Background: Both the validity and the reproducibility of microarray-based clinical research have been challenged. There is a need for critical review of the statistical analysis and reporting in published microarray studies that focus on cancer-related clinical outcomes.
Methods: Studies published through 2004 in which microarray-based gene expression profiles were analyzed for their relation to a clinical cancer outcome were identified through a Medline search followed by hand screening of abstracts and full text articles. Studies that were eligible for our analysis addressed one or more outcomes that were either an event occurring during follow-up, such as death or relapse, or a therapeutic response. We recorded descriptive characteristics for all the selected studies. A critical review of outcome-related statistical analyses was undertaken for the articles published in 2004.
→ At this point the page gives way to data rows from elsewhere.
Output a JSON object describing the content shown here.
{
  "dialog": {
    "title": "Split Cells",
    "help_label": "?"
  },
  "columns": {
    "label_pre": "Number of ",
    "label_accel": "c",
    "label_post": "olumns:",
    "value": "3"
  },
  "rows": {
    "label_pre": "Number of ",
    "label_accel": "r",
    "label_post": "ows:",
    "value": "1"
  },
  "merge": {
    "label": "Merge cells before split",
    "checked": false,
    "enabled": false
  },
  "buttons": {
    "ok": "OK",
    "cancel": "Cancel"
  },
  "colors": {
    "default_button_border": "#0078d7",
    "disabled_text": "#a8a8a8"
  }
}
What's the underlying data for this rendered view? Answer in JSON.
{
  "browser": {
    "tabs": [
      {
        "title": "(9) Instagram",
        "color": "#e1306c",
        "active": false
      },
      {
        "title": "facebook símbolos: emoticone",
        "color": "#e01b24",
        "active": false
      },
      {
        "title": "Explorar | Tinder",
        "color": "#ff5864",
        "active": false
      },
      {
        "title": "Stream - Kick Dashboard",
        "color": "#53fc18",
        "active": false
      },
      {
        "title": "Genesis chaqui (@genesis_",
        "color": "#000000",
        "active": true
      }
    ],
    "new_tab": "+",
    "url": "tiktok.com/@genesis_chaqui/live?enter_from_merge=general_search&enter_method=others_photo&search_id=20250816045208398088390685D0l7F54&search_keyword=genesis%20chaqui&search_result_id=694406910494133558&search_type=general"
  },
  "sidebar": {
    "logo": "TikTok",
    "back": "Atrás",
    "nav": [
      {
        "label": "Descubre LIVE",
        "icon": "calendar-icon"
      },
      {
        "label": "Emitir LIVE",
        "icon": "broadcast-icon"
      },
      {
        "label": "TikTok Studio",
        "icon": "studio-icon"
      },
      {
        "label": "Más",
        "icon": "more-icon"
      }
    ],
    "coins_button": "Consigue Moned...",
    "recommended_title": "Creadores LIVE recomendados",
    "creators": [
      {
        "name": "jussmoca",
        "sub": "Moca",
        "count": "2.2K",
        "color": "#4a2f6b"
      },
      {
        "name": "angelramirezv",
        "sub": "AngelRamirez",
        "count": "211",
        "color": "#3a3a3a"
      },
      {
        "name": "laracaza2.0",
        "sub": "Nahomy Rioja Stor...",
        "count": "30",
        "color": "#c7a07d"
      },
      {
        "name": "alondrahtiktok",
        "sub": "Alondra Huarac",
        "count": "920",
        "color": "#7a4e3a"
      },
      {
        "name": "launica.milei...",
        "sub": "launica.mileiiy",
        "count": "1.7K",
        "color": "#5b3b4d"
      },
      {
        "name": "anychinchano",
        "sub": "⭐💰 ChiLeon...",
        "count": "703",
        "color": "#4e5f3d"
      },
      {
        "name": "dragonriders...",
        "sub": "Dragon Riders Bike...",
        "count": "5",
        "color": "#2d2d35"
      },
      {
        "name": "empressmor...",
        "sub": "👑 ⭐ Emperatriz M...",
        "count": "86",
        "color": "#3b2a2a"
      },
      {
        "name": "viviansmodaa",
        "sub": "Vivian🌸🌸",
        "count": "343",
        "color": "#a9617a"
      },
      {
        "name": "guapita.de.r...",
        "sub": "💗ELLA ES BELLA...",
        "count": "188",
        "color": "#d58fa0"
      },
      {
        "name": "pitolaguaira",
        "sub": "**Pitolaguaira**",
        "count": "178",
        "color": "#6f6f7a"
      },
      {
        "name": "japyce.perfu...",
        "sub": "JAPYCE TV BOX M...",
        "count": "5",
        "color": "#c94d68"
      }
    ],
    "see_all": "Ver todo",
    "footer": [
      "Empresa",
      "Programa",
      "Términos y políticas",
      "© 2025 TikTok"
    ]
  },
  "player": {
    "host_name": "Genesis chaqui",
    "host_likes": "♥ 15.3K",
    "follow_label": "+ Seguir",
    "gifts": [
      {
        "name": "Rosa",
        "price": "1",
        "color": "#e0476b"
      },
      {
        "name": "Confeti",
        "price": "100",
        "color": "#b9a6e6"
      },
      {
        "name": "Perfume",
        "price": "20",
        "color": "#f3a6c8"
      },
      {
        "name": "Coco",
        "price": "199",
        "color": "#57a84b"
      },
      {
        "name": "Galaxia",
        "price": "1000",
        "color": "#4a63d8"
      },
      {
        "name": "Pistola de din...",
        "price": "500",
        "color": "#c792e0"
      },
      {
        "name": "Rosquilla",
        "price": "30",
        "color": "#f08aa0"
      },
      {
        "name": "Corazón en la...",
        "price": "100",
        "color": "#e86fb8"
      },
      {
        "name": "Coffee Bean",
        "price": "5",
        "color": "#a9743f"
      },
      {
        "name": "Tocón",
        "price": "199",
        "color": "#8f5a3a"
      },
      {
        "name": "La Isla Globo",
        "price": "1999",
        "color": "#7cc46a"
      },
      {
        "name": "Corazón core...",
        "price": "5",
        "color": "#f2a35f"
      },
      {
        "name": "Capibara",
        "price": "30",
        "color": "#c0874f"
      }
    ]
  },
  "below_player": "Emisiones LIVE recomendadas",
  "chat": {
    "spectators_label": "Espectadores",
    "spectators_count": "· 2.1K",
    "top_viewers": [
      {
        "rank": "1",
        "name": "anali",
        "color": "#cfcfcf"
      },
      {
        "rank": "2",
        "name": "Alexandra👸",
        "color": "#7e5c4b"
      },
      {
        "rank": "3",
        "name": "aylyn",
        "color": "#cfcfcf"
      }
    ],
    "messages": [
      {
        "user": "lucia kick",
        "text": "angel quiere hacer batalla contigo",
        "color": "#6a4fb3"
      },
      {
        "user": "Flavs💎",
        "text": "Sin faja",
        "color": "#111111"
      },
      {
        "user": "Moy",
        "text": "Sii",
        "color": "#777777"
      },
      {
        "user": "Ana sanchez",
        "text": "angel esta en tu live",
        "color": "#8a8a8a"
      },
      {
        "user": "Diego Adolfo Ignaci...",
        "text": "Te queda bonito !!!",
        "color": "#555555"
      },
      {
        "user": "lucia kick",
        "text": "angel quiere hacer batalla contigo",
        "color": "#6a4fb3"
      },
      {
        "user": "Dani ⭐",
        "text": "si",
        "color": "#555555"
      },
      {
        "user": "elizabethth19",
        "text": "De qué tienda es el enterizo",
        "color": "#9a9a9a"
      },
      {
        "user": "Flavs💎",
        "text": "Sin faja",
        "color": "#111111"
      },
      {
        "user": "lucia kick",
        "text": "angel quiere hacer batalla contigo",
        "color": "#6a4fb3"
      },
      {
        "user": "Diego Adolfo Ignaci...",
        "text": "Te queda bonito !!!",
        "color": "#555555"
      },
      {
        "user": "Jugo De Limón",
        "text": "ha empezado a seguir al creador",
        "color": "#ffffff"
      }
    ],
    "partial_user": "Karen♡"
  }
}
Results: Ninety studies were identified, and their descriptive characteristics are presented. Sixty-eight (76%) were published in journals of impact factor greater than 6. A detailed account of the 42 studies (47%) published in 2004 is reported. Twenty-one (50%) of them contained at least one of the following three basic flaws: 1) in outcome-related gene finding, an unstated, unclear, or inadequate control for multiple testing; 2) in class discovery, a spurious claim of correlation between clusters and clinical outcome, made after clustering samples using a selection of outcome-related differentially expressed genes; or 3) in supervised prediction, a biased estimation of the prediction accuracy through an incorrect cross-validation procedure.
Conclusions: The most common and serious mistakes and misunderstandings recorded in published studies are described and illustrated. Based on this analysis, a proposal of guidelines for statistical analysis and reporting for clinical microarray studies, presented as a checklist of "Do's and Don'ts," is provided.